Die zehn Konzerte in fünf Tagen, auf Kammerbesetzungen beschränkt, hinterließen in der Konzentration eher einen starken Eindruck. Natürlich gab es auch dieses Jahr wieder Stücke mit einem Überschuss an Reflexion zu Ungunsten der sinnlichen Erfahrung, ein Übergewicht an Technologie und Demonstrationseifer also, das in „Qu’est devenu ce bel œuil“ von Jannik Giger den ursprünglichen Gegenstand der Faszination – die Musik des Renaissancekomponisten Claude Le Jeune – völlig auszulöschen vermochte. Und es gab wieder Fälle, bei denen die Autoren der suggestiven Sinnlichkeit ihrer Musik nicht trauten und den Stücken Titel verpassten, die nichts aufschließen, sondern wiederum Erklärungen und Kommentare notwendig machen: darunter „spread in lobes like lichen on rock“ von Joshua Mastel (schöne Dunststudie mit Tropf- und Schmatzgeräuschen) oder „si callalo pudié sentirsas“ von Irene Galindo Quero (ein Parallelmonolog in origineller Fortschreibung europäischer Kirchhofromantik).

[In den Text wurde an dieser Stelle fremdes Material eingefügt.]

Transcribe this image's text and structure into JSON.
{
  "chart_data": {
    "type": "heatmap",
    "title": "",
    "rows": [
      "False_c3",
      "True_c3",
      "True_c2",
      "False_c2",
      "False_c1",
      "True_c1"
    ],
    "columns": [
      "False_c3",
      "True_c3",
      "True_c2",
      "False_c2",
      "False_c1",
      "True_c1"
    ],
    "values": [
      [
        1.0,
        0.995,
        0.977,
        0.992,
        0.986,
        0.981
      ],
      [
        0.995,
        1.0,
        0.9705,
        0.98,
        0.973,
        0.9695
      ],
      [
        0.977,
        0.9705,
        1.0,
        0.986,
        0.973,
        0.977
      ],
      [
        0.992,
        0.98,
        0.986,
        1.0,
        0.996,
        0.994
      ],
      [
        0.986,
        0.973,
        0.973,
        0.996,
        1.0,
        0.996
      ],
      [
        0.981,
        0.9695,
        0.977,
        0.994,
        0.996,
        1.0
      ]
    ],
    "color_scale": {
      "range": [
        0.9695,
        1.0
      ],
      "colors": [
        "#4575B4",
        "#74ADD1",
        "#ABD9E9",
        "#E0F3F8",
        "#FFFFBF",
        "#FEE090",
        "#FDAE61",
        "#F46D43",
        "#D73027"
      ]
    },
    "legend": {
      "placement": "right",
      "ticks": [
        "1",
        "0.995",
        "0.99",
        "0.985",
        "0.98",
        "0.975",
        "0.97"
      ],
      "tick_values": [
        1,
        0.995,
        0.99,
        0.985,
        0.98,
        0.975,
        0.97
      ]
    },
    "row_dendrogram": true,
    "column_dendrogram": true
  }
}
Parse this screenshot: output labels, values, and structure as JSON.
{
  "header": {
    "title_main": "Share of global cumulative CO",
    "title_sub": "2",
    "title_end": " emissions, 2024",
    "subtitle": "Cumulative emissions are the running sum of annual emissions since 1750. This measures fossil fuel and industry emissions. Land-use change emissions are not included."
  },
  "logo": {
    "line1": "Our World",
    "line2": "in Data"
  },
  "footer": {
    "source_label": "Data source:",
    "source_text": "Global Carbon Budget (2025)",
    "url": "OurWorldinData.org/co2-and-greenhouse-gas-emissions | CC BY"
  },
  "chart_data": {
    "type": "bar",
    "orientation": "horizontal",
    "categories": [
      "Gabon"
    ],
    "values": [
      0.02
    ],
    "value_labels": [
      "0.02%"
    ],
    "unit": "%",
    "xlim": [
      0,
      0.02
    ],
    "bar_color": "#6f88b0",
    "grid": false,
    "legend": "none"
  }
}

Die zu Klassikern der Gegenwart gewordenen Komponisten Wolfgang Rihm und Toshio Hosokawa zeigen da eine ganz andere Souveränität im Vertrauen auf die Schlichtheit solcher Titel wie „Zu singen“ (nach Hölderlins „Mnemosyne“) oder „Three Love Songs“ (nach Gedichten der japanischen Lyrikerin Izumi Shikibu aus dem zehnten Jahrhundert). Und beide folgen in einer heutzutage altmodisch gewordenen Achtsamkeit dem Sinnversprechen der vertonten Texte, das sich im Gesang erfüllen soll.